Research

Developmental Programming: Physiological Mechanisms and Adaptive Significance

Adult phenotypic expression is a product of genes, the environment, and indirect genetic and environmental effects, also known as maternal or, more broadly, parental effects. My early research focused on the physiological mechanisms and potential ecological and evolutionary consequences of maternal effects. However, at least for some traits, the early environment experienced by offspring themselves had a much larger effect on the phenotype over the long-term than maternal effects (e.g., Merrill, Naylor, Dalimonte, McLaughlin, Stewart, and Grindstaff 2017). These results emphasize the formative role that early environmental conditions can have on phenotypic expression by canalizing, and sometimes even inducing, the developmental process. An understanding of the mechanisms through which environmental cues are transduced into phenotypic expression and the potential adaptive value of changes to the phenotype is critical to delineate the limits to the capacities of organisms to adaptively respond to rapid environmental changes. Moreover, knowledge of the physiological mechanisms and environmental conditions that favor increased plasticity is necessary to identify resilient and vulnerable individuals and species. Knowledge of the physiological mechanisms that convey sensitivity to the environment should inform conservation, provide insight and novel treatment approaches for a number of animal and human diseases with their origins firmly rooted in development, and advance basic biological understanding.

 

Current Research

Environmental and endocrine factors underlying behavioral plasticity in response to adversity.

Early life adversity can reprogram the developing brain and endocrine system with consequences for behavior. However, some individuals are resilient to early adversity, whereas others are vulnerable. We lack fundamental understanding of how individual differences in plasticity arise. This critically impairs our ability to predict the individuals and species most vulnerable to adverse developmental conditions. Our research goal here is to define the mechanisms that contribute to variation within and  among individuals in behavioral plasticity. Specifically, we will:

 

1. Determine the effects of the number of stressors encountered during different developmental periods on adult behavioral plasticity
2. Quantify the consistency of behavioral plasticity and physiological reactivity across the lifespan
3. Test for relationships between behavioral plasticity and physiological reactivity
4. Experimentally manipulate physiological state to test for a causal role in behavioral plasticity; and
5. Determine if hormone receptor concentrations across tissues contribute to the capacity for plasticity.

We are grateful to the National Institutes of Health for funding this research.

 

Long-term effects of simulated early infection.

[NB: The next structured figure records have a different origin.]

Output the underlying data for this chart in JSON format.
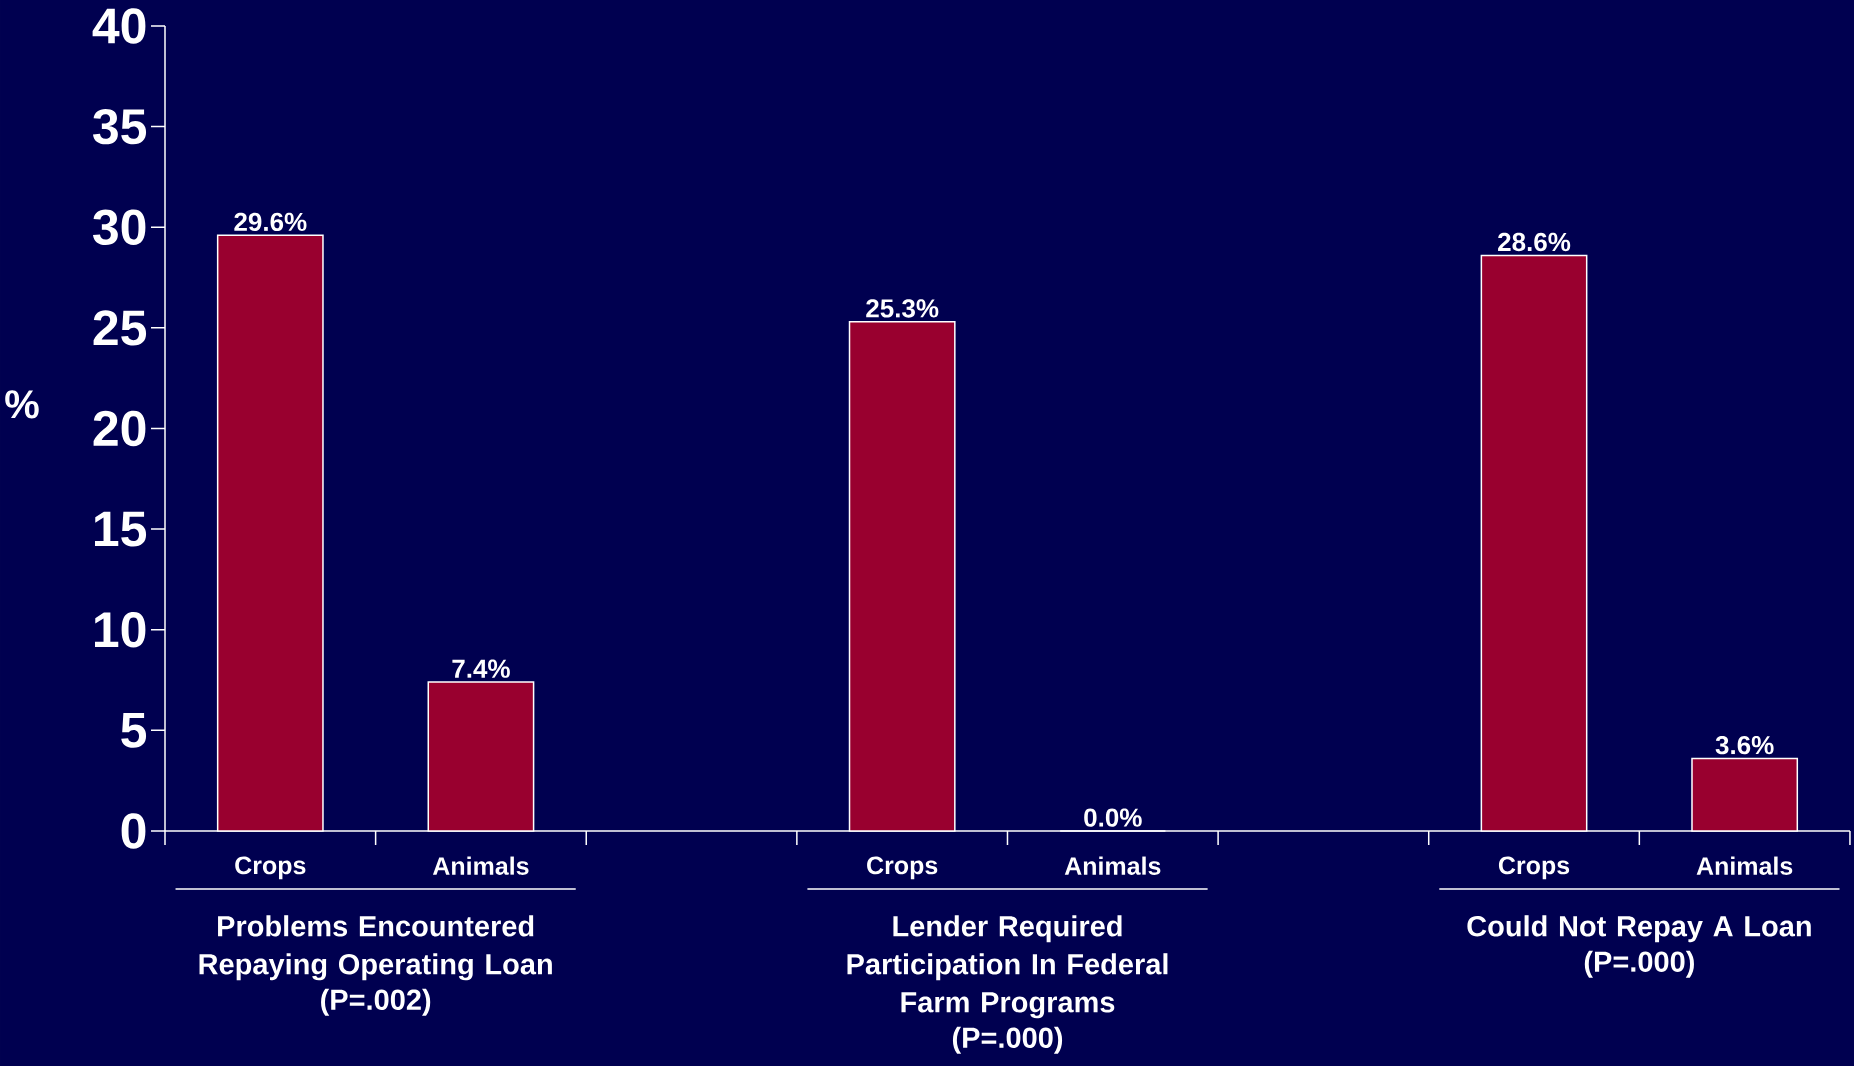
{
  "chart_data": {
    "type": "bar",
    "ylabel": "%",
    "categories": [
      "Crops",
      "Animals",
      null,
      "Crops",
      "Animals",
      null,
      "Crops",
      "Animals"
    ],
    "values": [
      29.6,
      7.4,
      null,
      25.3,
      0.0,
      null,
      28.6,
      3.6
    ],
    "value_labels": [
      "29.6%",
      "7.4%",
      null,
      "25.3%",
      "0.0%",
      null,
      "28.6%",
      "3.6%"
    ],
    "color": "#99002f",
    "ylim": [
      0,
      40
    ],
    "yticks": [
      0,
      5,
      10,
      15,
      20,
      25,
      30,
      35,
      40
    ],
    "annotations": [
      "Problems Encountered Repaying Operating Loan",
      "(P=.002)",
      "Lender Required Participation In Federal Farm Programs",
      "(P=.000)",
      "Could Not Repay A Loan",
      "(P=.000)"
    ]
  }
}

When young vertebrates are exposed to novel pathogens, the subsequent immune response is dominated by the inflammatory response, which can impede growth and impact later immune responses and behavior, but existing research is focused primarily on immediate effects of infection. Longer term studies have mostly tested the consequences of bacterial infection. Viral early life immune challenge has particular ecological relevance due to the susceptibility of young vertebrates to arthropod-borne pathogens and the potential for many of these diseases (e.g., Avian Influenza, West Nile Virus) to impact humans. In a captive population of zebra finches (Taeniopygia guttata), we are testing the effects of early simulated viral infection on the ontogeny of antibody and cytokine production, developmental trajectories and the adult behavioral phenotype. This research has broad implications for both wildlife conservation and human health.

 

This research is led by Sierra Williams, Ph.D. candidate.

 

Effects of paternal deprivation on stress physiology and behavioral expression.

Disruption of parental care during early development acts as a chronic stressor with long-lasting effects on offspring physiology and behavior. Despite 80% of birds providing bi-parental care, few studies have investigated the importance of paternal care on offspring development. Zebra finches are socially monogamous birds in which both parents provide equal amounts of parental care. Because of this bi-parental care, paternal  removal may have similar impacts on offspring development to those resulting from maternal separation. We are manipulating the presence of fathers during nestling and fledgling periods in captive zebra finches to test for long-term effects on behavior and stress physiology. Zebra finches are a novel, biologically relevant model for the study of pair bond disruption and reduced paternal investment. This research with a tractable, captive model species informs our understanding of the consequences of adverse childhood experiences in humans.

 

This research is led by Angela Goff-Riley, Ph.D. candidate.